The points \(P\), \(Q\) and \(R\)
lie on a sphere of unit radius centred at the origin, \(O\),
which is fixed.
Initially, \(P\) is at \(P_0(1, 0, 0)\), \(Q\) is at \(Q_0(0, 1, 0)\)
and \(R\) is at
\(R_0(0, 0, 1)\).
- The sphere is then rotated about the \(z\)-axis,
so that the line \(OP\) turns directly
towards the positive
\(y\)-axis through an angle \(\phi\).
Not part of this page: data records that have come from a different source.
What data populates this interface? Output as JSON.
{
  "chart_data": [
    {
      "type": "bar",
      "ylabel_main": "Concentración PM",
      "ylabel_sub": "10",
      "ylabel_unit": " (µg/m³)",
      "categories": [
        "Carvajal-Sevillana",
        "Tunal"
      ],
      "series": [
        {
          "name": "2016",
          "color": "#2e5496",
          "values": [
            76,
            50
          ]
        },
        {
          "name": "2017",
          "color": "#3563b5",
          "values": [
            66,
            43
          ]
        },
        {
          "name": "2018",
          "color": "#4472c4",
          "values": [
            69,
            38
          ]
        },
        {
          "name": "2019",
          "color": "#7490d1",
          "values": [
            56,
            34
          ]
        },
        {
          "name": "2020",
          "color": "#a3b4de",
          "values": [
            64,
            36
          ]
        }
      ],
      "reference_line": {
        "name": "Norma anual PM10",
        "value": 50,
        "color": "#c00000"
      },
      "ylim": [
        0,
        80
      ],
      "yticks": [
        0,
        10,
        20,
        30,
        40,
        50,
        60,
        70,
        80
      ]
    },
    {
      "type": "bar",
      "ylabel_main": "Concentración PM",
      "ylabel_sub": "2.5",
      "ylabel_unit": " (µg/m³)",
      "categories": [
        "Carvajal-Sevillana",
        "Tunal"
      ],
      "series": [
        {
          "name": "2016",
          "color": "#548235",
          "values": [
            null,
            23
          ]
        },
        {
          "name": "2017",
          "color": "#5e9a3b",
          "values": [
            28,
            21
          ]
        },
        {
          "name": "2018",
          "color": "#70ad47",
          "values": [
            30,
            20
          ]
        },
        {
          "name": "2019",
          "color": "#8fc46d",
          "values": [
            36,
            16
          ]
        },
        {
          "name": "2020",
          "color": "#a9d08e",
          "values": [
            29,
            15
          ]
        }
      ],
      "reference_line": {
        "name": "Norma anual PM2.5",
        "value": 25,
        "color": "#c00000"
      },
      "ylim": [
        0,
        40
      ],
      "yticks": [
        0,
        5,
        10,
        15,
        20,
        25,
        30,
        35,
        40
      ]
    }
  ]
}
The position of \(P\) after this
rotation is denoted by \(P_1\).
Write down the coordinates of \(P_1\).
- The sphere is now rotated about the line in the \(x\)-\(y\) plane
perpendicular to \(OP_1\), so that the line \(OP\)
turns directly towards the positive \(z\)-axis through an angle \(\lambda\).
The position of \(P\)
after this rotation is denoted by \(P_2\).
Find the coordinates of \(P_2\).
Find also
the coordinates of the points \(Q_2\) and \(R_2\), which are
the positions of \(Q\) and \(R\) after
the two rotations.
- The sphere is now rotated for a third time,
so that \(P\) returns from \(P_2\) to its
original position~\(P_0\). During the rotation, \(P\) remains in the
plane containing \(P_0\), \(P_2\) and \(O\).
Show that the angle of this
rotation, \(\theta\), satisfies
\[
\cos\theta = \cos\phi \cos\lambda\,,
\]
and find a vector in the direction of the axis
about which this rotation takes place.